Rigg had never heard of any such nonsense, but he did not doubt the truth of Shouter’s story. “Death?”

“A slow and gruesome public death,” said Shouter. “With his body parts fed to the royal hunting dogs in front of the merchants’ guild. His family was stripped of all wealth, including the clothing of a merchant, and wearing only the loincloths and mantles of beggars they were turned loose in the street to be the prey of any.”

“That’s not fair,” said Rigg.

“After my great-grandfather was executed, his eldest son, my grandfather, was killed almost at once by the servants of a rival merchant—the one who had denounced his father, no doubt. Without protectors, without money or property, all the women and young boys of the family would have been forced into prostitution, the men into bonded service in the mines. Instead they were taken under the protection of the Revolutionary Council. My father was only nine. He grew up to show the Council the loyalty they deserved. I was raised on that loyalty and I feel it still. I would die to keep the royal deathworms from infesting Stashiland again.”

He had called it Stashiland—the name of the valley and delta of the Stashik River, before the Sessamoto came from the northeast to conquer it and establish the empire. For the first time, Rigg began to understand just how deep memory could go, and how much pain could still be felt because of things that happened decades before.

“I have never—”

“I know you have never harmed me or anyone that way.
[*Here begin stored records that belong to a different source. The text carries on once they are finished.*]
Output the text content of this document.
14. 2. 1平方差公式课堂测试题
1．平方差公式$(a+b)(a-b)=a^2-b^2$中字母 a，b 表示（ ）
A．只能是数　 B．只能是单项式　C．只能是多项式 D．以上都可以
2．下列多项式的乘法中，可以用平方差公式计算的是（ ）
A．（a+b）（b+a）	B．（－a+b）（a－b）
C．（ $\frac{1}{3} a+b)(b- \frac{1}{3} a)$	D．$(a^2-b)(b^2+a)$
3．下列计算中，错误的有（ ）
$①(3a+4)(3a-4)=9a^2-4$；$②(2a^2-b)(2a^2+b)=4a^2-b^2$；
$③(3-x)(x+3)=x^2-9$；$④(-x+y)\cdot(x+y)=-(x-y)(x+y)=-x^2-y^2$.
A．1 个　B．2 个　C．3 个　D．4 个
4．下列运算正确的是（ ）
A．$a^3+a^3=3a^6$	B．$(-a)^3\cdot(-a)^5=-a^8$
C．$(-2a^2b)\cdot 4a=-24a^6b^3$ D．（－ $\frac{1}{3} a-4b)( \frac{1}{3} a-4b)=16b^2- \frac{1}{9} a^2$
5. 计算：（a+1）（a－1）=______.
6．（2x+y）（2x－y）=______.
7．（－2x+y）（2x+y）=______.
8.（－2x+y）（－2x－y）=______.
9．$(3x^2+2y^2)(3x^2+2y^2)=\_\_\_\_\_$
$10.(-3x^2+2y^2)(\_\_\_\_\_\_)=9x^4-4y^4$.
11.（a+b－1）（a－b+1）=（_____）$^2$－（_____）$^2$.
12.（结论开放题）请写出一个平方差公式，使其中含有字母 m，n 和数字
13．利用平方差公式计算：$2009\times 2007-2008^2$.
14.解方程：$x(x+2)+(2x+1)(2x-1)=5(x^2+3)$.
But if your game is played at all, no matter what kind of player you are, those who would treat commoners that way will use you to seize power again. The Council is the worst sort of government—corrupt, arbitrary, self-righteous, fanatical. But they’re better than any of the alternatives. And my family owes them our survival.”

“Well, this all makes perfect sense,” said Rigg. “If I have to die, it’s just as well to be murdered by someone whose family lost everything at the hands of people I’ve never met and never claimed to be related to, and whom I would fight against myself if they behaved that way.”

“You’re wasting your breath,” said Shouter.

“For my own satisfaction,” said Rigg, “may I know the real name of the man who’s going to kill me?”

“My great-grandfather was Talisco Waybright. My grandfather was also Talisco, and my father, and I as well, though the Waybright name was stripped from us, and replaced with ‘Urine.’”

“Not really,” said Rigg.

“It’s a common-enough name in Aressa Sessamo,” said Shouter. “It was given to convicts, along with other colorful and degrading names. After the revolution, most of us kept those names as a badge of pride. I will not call myself Waybright again until the royal family all are dead. Though I may decide that your death is enough for me to earn the old name back again.”

“So how do you plan to separate us so you can kill me?”

“I’ll share no plans with you.”

You already have, Rigg thought. Since you plan to kill me in such a way as to avoid a trial for murder, you’re going to make it look like an accident, and as proof of it, you intend to die with me. It’s a dutiful death. But I’ll pretend not to know.

As they finished eating, soaking up the last of the soup with fresh city-made bread, Rigg looked, without seeming to, at the way the manacles were fastened. Heavy iron bands that were closed at their wrists and also attached to each other by a single lock. An easy one to pick open, as Father had taught him the mechanisms of the most common locks. Rigg assumed the leg irons were attached the same way, but the problem would be getting to them with some kind of tool while Shouter—no, Talisco Waybright—was fighting him.